If you have some other format in mind, see the end of this tutorial, where we explain how to extend trackpy’s interface to support other formats.

Install PyTables¶

You need pytables, which you can easily install using conda. (Type this command into a Terminal or Command Prompt.)

conda install pytables

Locate Features, Streaming Results into an HDF5 File¶

import trackpy as tp
import pims

def gray(image):
    return image[:, :, 0]

images = pims.ImageSequence('../sample_data/bulk_water/*.png', process_func=gray)
images = images[:10]  # We'll take just the first 10 frames for demo purposes.

# For this demo, we'll first remove the file if it already exists.
!rm -f data.h5

We can use locate inside a loop:

with tp.PandasHDFStore('data.h5') as s:  # This opens an HDF5 file.

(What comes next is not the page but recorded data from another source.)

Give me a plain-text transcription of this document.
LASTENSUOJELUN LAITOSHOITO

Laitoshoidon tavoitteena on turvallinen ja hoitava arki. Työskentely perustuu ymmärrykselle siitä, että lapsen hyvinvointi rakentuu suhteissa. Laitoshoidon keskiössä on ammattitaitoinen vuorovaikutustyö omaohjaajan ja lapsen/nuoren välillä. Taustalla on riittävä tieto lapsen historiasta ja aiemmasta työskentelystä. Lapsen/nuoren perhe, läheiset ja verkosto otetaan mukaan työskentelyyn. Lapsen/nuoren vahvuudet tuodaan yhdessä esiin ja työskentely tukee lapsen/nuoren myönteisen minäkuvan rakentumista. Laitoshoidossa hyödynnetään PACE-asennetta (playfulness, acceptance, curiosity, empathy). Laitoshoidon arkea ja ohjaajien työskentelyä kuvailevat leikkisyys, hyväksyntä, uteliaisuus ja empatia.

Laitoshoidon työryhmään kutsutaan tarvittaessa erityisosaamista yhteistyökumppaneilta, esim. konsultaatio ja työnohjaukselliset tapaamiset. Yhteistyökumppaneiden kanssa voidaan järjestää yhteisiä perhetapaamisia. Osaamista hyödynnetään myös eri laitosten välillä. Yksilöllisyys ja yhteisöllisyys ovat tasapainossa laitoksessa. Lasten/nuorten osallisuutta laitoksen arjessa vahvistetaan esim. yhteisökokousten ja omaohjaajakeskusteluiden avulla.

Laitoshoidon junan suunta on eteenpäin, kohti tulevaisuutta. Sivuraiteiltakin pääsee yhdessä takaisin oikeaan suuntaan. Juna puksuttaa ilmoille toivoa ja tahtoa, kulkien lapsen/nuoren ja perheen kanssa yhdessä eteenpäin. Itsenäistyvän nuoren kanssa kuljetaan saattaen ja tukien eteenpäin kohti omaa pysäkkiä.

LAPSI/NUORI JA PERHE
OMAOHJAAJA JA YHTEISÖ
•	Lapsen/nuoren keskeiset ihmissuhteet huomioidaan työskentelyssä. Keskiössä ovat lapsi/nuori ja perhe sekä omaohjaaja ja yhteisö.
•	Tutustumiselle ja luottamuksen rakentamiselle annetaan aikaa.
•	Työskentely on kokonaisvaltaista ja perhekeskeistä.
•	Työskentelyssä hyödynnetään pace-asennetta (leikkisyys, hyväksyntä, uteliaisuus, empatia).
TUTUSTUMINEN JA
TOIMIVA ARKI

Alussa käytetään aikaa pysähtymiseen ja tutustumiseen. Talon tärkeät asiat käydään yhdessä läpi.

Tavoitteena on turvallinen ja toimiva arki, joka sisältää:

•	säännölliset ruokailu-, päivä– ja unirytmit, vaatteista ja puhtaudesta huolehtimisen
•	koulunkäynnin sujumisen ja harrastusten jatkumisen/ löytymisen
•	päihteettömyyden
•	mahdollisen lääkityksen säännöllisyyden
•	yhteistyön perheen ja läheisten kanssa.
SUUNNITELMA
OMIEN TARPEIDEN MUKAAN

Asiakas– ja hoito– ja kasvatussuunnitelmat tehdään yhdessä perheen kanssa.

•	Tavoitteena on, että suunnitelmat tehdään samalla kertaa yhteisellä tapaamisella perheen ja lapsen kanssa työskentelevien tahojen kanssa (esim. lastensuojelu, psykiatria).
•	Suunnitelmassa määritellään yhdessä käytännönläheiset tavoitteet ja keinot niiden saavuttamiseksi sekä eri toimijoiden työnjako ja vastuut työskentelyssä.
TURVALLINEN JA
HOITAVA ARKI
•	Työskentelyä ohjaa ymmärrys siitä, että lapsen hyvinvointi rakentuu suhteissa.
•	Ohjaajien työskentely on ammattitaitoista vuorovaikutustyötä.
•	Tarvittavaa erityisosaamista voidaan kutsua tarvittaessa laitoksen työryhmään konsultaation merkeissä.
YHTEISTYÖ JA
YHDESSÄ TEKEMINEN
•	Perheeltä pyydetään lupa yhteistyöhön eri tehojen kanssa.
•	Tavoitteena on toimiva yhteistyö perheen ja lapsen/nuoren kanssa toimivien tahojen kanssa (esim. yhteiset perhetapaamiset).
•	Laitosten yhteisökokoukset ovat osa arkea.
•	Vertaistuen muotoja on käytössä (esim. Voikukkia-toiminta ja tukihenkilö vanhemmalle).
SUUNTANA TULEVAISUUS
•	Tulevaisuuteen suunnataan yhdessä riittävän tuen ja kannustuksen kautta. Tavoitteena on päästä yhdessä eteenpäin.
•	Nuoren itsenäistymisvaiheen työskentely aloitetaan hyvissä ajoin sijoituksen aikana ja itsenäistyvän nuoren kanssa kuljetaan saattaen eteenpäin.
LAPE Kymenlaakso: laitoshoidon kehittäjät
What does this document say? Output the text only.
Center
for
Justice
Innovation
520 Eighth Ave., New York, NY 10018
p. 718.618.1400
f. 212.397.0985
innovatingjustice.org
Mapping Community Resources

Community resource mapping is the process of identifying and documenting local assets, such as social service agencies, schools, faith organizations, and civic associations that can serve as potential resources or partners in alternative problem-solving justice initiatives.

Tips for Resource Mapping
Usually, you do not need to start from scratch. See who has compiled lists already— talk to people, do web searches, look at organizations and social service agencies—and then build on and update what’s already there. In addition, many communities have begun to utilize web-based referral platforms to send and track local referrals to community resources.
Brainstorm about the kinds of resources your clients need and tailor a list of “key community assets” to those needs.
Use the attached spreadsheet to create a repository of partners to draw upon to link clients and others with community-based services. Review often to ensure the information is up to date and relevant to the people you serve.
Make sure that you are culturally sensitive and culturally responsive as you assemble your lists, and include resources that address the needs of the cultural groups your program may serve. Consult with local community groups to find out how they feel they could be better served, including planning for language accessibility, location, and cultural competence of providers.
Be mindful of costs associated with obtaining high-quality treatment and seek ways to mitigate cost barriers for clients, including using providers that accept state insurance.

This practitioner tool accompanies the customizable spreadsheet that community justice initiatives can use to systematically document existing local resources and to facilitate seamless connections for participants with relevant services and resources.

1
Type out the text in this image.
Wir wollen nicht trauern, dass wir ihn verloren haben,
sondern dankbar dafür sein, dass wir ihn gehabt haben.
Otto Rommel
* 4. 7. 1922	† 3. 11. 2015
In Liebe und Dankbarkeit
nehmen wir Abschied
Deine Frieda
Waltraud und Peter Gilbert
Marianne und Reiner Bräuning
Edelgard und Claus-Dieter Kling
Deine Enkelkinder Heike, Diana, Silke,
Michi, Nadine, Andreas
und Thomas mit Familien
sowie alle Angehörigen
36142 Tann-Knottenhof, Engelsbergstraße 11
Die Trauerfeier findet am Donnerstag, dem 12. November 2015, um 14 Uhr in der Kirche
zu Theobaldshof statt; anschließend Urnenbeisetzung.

Data will be stored and retrieved by frame number.
    for image in images:
        features = tp.locate(image, 11, invert=True)  # Find the features in a given frame.
        s.put(features)  # Save the features to the file before continuing to the next frame.

or, equivalently, we can use batch, which accepts the storage file as output.

with tp.PandasHDFStore('data.h5') as s:
    tp.batch(images, 11, invert=True, output=s)

Frame 9: 510 features

We can get the data for a given frame:

with tp.PandasHDFStore('data.h5') as s:
    frame_2_results = s.get(2)

frame_2_results.head()  # Display the first few rows.

	x	y	mass	size	ecc	signal	raw_mass	ep	frame
0	295.886941	5.624598	372.183679	2.580235	0.189920	17.396842	8915	0.108849	2
1	68.203651	6.471969	416.980545	2.888723	0.088487	13.265092	9267	0.069054	2
2	336.888818	6.445367	340.325712	2.565562	0.028504	16.418269	8815	0.130158	2
3	432.423210	6.799269	564.962429	3.048429	0.302762	17.614302	9131	0.080412	2
4	460.570088	7.785952	359.136047	2.924729	0.124871	12.503980	8907	0.110293	2

Or dump all the data, if your machine has enough memory to hold it:

with tp.PandasHDFStore('data.h5') as s:
    all_results = s.dump()

all_results.head()  # Display the first few rows.

	x	y	mass	size	ecc	signal	raw_mass	ep
0	103.430478	5.247191	308.202079	2.738100	0.039502	11.795655	8983	0.098772
1	294.831759	5.692167	355.060049	2.574877	0.162698	17.422941	8917	0.109846
2	311.069767	7.223679	255.933257	3.321975	0.007893	5.627285	8644	0.204852
3	431.496378	7.273025	627.442294	2.872567	0.273653	19.695498	9199	0.074267
4	36.061983	8.255091	483.621872	2.973328	0.123753	13.635345	9531	0.053765

You can dump the first N frames using s.dump(N).

Link Trajectories, Streaming From and Updating the HDF5 File¶

with tp.PandasHDFStore('data.h5') as s:
    for linked in tp.link_df_iter(s, 3, neighbor_strategy='KDTree'):
        s.put(linked)

Frame 9: 510 trajectories present

The original data is overwritten.

with tp.PandasHDFStore('data.h5') as s:
    frame_2_results = s.get(2)

frame_2_results.head()  # Display the first few rows.

	x	y	mass	size	ecc	signal	raw_mass	ep	frame	particle
0	295.886941	5.624598	372.183679	2.580235	0.189920	17.396842	8915	0.108849	2	1
1	432.423210	6.799269	564.962429	3.048429	0.302762	17.614302	9131	0.080412	2	3
2	36.560049	8.409618	440.901203	3.004805	0.132634	12.938901	9508	0.055229	2	4
3	68.203651	6.471969	416.980545	2.888723	0.088487	13.265092	9267	0.069054	2	5
4	629.016761	7.998041	499.506812	3.298593	0.183847	9.350802	9374	0.062147	2	7

Framewise Data Interfaces¶

Built-in interfaces¶

There are three different interfaces. You can use them interchangeably. They offer different performance advantages.

PandasHDFStore – fastest for a small (~100) number of frames
PandasHDFStoreBig – fastest for a medium or large number of frames
PandasHDFStoreSingleNode – optimizes HDF queries that access multiple frames (advanced)

Writing your own interface¶

Trackpy implements a generic interface that could be used to store and retrieve particle tracking data in any file format. We hope that it can make it easier for researchers who use different file formats to exchange data. Any in-house format could be accessed using the same simple interface demonstrated above.

At present, the interface is implemented only for HDF5 files. To extend it to any format, write a class subclassing trackpy.FramewiseData. This custom class must implement the methods put, get, close, and __iter__ and the properties max_frame and t_column. Refer to the built-in classes in framewise_data.py for examples to work from.